We all smile and said that's nice, but that not our phone, and they all actually looked back to see if there was another one down there. Bob got his phone and spent the next 20 minutes shaking water out of it.
Now here is the part that gets me As a man I know, and Bob knows that there is no way that that phone will work after being the water for over 20 minutes, but as we are mere men, after the shaking Bob as any man has to do this will put in the battery back in and hold it up to our ear and act shocked when it does not turn on now and only now will we get upset CAN I GET AN AMEN BROTHERS. We know its dead but still there is that final ounce of hope that is crushed after we get that last blip burp and one last spin of the vibrating motor to tell us its over. Oh the excitement of being a man.
Now a women would shake it dry, take out the battery and take it to an authorized cell phone repair establishment to get it dried out right NOOOOOOO!!!!! A woman would put the wet phone battery still attached in her purse, then tomorrow morning while your hurrying to get out because you late for work she pulls the still dripping phone out of her purse and says "honey my phones not working right can you look at it please" when you ask why is it wet you'll get the now famous.

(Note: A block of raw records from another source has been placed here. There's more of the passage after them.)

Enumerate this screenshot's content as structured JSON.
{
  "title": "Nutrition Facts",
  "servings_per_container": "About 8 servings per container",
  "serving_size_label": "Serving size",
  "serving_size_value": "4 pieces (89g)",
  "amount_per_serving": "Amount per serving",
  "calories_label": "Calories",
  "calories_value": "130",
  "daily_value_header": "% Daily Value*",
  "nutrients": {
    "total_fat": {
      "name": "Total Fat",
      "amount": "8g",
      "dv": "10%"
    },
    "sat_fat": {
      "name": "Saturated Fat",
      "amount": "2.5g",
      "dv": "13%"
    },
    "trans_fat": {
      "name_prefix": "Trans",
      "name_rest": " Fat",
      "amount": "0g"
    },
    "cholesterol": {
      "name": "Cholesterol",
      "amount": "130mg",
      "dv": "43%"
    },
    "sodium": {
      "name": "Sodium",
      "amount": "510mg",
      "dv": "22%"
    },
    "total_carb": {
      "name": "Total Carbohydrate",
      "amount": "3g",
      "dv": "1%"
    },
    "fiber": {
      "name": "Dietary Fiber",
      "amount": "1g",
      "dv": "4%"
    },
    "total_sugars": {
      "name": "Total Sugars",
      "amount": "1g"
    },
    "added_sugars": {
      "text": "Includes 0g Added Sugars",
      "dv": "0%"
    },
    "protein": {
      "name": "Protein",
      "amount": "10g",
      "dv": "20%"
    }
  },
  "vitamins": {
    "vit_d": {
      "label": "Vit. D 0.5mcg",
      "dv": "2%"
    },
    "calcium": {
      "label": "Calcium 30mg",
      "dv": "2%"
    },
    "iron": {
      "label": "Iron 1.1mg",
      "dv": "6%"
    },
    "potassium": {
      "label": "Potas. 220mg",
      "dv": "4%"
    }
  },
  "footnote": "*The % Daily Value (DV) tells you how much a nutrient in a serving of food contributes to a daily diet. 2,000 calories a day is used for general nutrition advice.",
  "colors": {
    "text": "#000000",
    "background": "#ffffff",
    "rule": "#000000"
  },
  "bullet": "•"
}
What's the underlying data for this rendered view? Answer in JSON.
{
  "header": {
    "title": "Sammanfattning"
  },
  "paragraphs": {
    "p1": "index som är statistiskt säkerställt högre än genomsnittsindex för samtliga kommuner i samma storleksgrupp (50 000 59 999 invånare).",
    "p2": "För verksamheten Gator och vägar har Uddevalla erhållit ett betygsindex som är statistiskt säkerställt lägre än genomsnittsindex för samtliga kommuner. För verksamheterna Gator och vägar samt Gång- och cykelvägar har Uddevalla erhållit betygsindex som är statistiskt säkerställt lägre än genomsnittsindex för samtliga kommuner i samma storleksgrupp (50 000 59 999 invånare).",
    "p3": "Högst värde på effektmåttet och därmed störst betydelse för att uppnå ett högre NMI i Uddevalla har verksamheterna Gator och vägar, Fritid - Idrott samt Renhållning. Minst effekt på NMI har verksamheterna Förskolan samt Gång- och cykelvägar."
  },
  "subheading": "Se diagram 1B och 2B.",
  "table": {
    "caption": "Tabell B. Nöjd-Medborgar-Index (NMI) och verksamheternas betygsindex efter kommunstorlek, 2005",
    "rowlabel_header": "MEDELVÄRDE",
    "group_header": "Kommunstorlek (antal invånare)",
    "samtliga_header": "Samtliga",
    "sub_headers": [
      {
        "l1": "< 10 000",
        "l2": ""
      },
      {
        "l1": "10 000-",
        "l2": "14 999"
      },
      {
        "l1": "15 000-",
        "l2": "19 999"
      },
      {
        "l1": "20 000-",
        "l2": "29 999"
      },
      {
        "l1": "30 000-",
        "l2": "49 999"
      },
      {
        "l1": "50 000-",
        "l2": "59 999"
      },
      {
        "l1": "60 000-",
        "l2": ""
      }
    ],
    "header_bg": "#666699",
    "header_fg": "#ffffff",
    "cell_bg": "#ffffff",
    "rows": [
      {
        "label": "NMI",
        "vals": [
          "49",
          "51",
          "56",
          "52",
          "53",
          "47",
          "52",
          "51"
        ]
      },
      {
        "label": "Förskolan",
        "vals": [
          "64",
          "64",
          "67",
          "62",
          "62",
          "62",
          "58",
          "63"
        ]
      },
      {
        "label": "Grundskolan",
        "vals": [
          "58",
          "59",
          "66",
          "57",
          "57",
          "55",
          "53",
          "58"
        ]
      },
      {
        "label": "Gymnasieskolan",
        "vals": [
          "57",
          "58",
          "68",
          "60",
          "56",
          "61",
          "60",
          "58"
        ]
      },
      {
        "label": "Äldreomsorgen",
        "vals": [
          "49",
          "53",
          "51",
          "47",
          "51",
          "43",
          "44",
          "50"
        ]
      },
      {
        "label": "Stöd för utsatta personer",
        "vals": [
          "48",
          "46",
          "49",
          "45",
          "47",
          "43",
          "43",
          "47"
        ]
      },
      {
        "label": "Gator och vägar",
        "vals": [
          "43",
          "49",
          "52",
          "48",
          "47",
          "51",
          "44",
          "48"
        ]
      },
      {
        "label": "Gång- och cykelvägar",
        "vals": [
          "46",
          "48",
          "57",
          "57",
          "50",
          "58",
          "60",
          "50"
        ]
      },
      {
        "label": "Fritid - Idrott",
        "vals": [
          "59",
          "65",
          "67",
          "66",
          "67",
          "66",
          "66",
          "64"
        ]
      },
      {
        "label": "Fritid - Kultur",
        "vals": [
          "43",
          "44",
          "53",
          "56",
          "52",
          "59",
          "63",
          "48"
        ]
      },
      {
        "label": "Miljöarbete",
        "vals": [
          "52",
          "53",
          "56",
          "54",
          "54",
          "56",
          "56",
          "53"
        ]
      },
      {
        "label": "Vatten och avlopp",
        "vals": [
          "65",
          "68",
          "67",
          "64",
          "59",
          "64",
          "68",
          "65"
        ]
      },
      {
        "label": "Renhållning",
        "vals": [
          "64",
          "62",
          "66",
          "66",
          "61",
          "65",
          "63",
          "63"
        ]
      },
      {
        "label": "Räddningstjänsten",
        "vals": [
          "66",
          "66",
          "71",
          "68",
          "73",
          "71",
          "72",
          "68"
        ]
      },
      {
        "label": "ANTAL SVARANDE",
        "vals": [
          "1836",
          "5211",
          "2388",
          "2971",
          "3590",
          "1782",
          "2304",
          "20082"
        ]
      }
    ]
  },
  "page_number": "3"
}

#1 I don't know its Florida that's humidity for ya
#2 It was raining and I was calling you to tell you to wear your raincoat cause I care for you so much I didn't want you to get wet.
#3 you used it last you tell me.
#4 She just starts crying and runs into the bedroom, later on you will apologize for making her cry, and regardless its your fault so just go to work and get her a new phone, oh and send flowers you cad.

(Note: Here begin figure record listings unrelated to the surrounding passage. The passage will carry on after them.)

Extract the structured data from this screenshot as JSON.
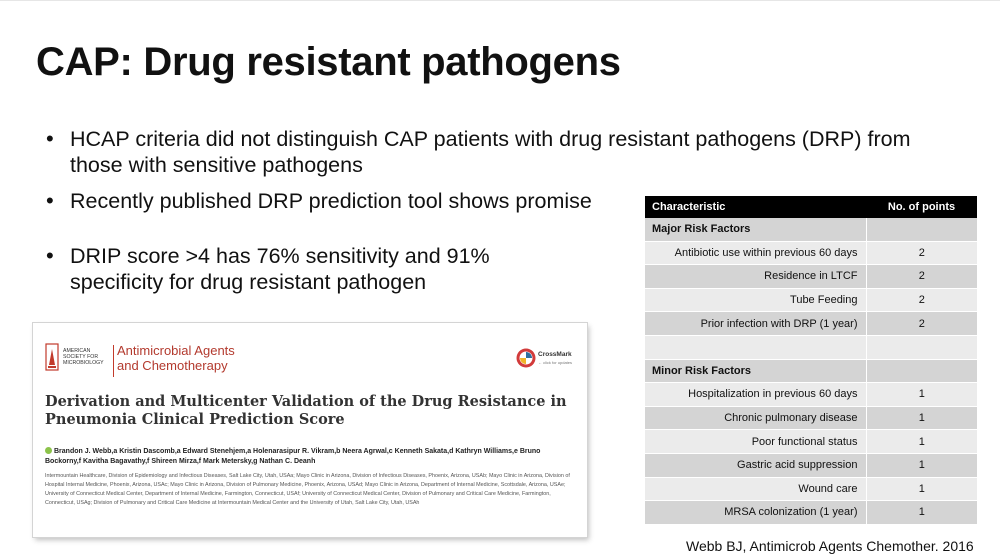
{
  "slide": {
    "title": "CAP: Drug resistant pathogens",
    "bullets": [
      "HCAP criteria did not distinguish CAP patients with drug resistant pathogens (DRP) from those with sensitive pathogens",
      "Recently published DRP prediction tool shows promise",
      "DRIP score >4 has 76% sensitivity and 91% specificity for drug resistant pathogen"
    ],
    "citation": "Webb BJ, Antimicrob Agents Chemother. 2016"
  },
  "paper": {
    "publisher": "American\nSociety for\nMicrobiology",
    "journal": "Antimicrobial Agents\nand Chemotherapy",
    "crossmark": "CrossMark",
    "crossmark_sub": "← click for updates",
    "title": "Derivation and Multicenter Validation of the Drug Resistance in\nPneumonia Clinical Prediction Score",
    "authors": "Brandon J. Webb,a Kristin Dascomb,a Edward Stenehjem,a Holenarasipur R. Vikram,b Neera Agrwal,c Kenneth Sakata,d Kathryn Williams,e Bruno Bockorny,f Kavitha Bagavathy,f Shireen Mirza,f Mark Metersky,g Nathan C. Deanh",
    "affiliations": "Intermountain Healthcare, Division of Epidemiology and Infectious Diseases, Salt Lake City, Utah, USAa; Mayo Clinic in Arizona, Division of Infectious Diseases, Phoenix, Arizona, USAb; Mayo Clinic in Arizona, Division of Hospital Internal Medicine, Phoenix, Arizona, USAc; Mayo Clinic in Arizona, Division of Pulmonary Medicine, Phoenix, Arizona, USAd; Mayo Clinic in Arizona, Department of Internal Medicine, Scottsdale, Arizona, USAe; University of Connecticut Medical Center, Department of Internal Medicine, Farmington, Connecticut, USAf; University of Connecticut Medical Center, Division of Pulmonary and Critical Care Medicine, Farmington, Connecticut, USAg; Division of Pulmonary and Critical Care Medicine at Intermountain Medical Center and the University of Utah, Salt Lake City, Utah, USAh",
    "colors": {
      "journal": "#b33a2e",
      "orcid": "#8cc34a"
    }
  },
  "table": {
    "headers": [
      "Characteristic",
      "No. of points"
    ],
    "rows": [
      {
        "label": "Major Risk Factors",
        "points": "",
        "section": true
      },
      {
        "label": "Antibiotic use within previous 60 days",
        "points": "2"
      },
      {
        "label": "Residence in LTCF",
        "points": "2"
      },
      {
        "label": "Tube Feeding",
        "points": "2"
      },
      {
        "label": "Prior infection with DRP (1 year)",
        "points": "2"
      },
      {
        "label": "",
        "points": ""
      },
      {
        "label": "Minor Risk Factors",
        "points": "",
        "section": true
      },
      {
        "label": "Hospitalization in previous 60 days",
        "points": "1"
      },
      {
        "label": "Chronic pulmonary disease",
        "points": "1"
      },
      {
        "label": "Poor functional status",
        "points": "1"
      },
      {
        "label": "Gastric acid suppression",
        "points": "1"
      },
      {
        "label": "Wound care",
        "points": "1"
      },
      {
        "label": "MRSA colonization (1 year)",
        "points": "1"
      }
    ]
  }
}
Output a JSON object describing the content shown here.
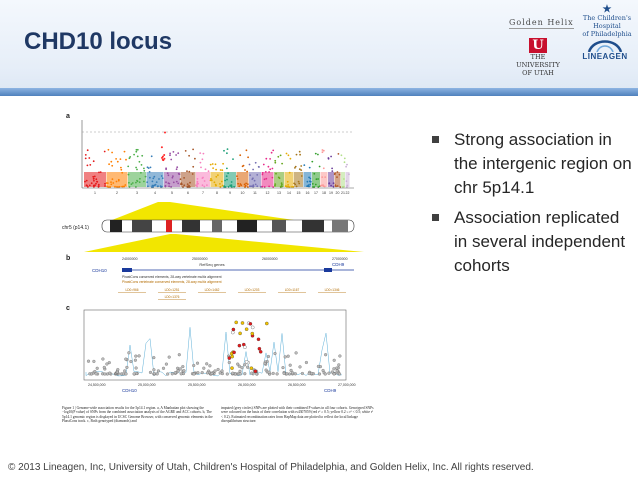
{
  "slide": {
    "title": "CHD10 locus",
    "bullets": [
      "Strong association in the intergenic region on chr 5p14.1",
      "Association replicated in several independent cohorts"
    ],
    "footer": "© 2013 Lineagen, Inc, University of Utah, Children's Hospital of Philadelphia, and Golden Helix, Inc. All rights reserved."
  },
  "logos": {
    "golden_helix": "Golden Helix",
    "chop_line1": "The Children's Hospital",
    "chop_line2": "of Philadelphia",
    "utah_line1": "THE",
    "utah_line2": "UNIVERSITY",
    "utah_line3": "OF UTAH",
    "utah_mark": "U",
    "lineagen": "LINEAGEN"
  },
  "figure": {
    "panel_a": "a",
    "panel_b": "b",
    "panel_c": "c",
    "chr_label": "chr5 (p14.1)",
    "refseq_label": "RefSeq genes",
    "gene_cdh9": "CDH9",
    "gene_cdh10": "CDH10",
    "phastcons1": "PhastCons conserved elements, 28-way vertebrate multiz alignment",
    "phastcons2": "PhastCons vertebrate conserved elements, 28-way multiz alignment",
    "ld_blocks": [
      "LD0=966",
      "LD0=1251",
      "LD0=1462",
      "LD0=1203",
      "LD0=1167",
      "LD0=1346",
      "LD0=1376"
    ],
    "b_ticks": [
      "24000000",
      "25000000",
      "26000000",
      "27000000"
    ],
    "c_ticks": [
      "24,500,000",
      "25,000,000",
      "25,500,000",
      "26,000,000",
      "26,500,000",
      "27,000,000"
    ],
    "caption_left": "Figure 1 | Genome-wide association results for the 5p14.1 region. a, A Manhattan plot showing the −log10(P value) of SNPs from the combined association analysis of the AGRE and ACC cohorts. b, The 5p14.1 genomic region is displayed in UCSC Genome Browser, with conserved genomic elements in the PhastCons track. c, Both genotyped (diamonds) and",
    "caption_right": "imputed (grey circles) SNPs are plotted with their combined P values in all four cohorts. Genotyped SNPs were coloured on the basis of their correlation with rs4307059 (red r² ≥ 0.5; yellow 0.2 ≤ r² < 0.5; white r² < 0.2). Estimated recombination rates from HapMap data are plotted to reflect the local linkage disequilibrium structure."
  },
  "colors": {
    "title": "#1f3864",
    "header_band": "#4f81bd",
    "highlight": "#f2e600",
    "utah_red": "#c8102e"
  }
}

And now the man's prayer .. I am a man, but I can change, if I have to, I guess.
And yes as we head off into the distance Disney sunset its me with my phone to my ear calling Bob and saying
"Can you hear me now" "no"
"Can you hear me now" "no"
"Well can you hear me now" "NOOOOO"
"How about now" "give it a rest leave me alone"
Bob is angry his phone is wet, June is angry she didn't get to go out last night, Donna is on the phone with Tink, Donna is always on the phone with Tink. Me I'm not a cast member but I play one on TV.
Disclaimer .
Tune in next wet phone time next wet phone channel to see if we ever get to call Bob again. If you call Bobs Cell phone it now plays "under the sea" theme. Call Bob at 1-407-wet-phone. The surgeon general has determined that dropping a cell phone in water is not good for its health. I want to see who really reads these disclaimers so the first one to post and acknowledge this message will get a pin. Bobs phone did dry out and is working again but if you put it up to your ear you can hear the ocean. Hey Bob on the cruise if you drop it overboard you aren't getting it back dude.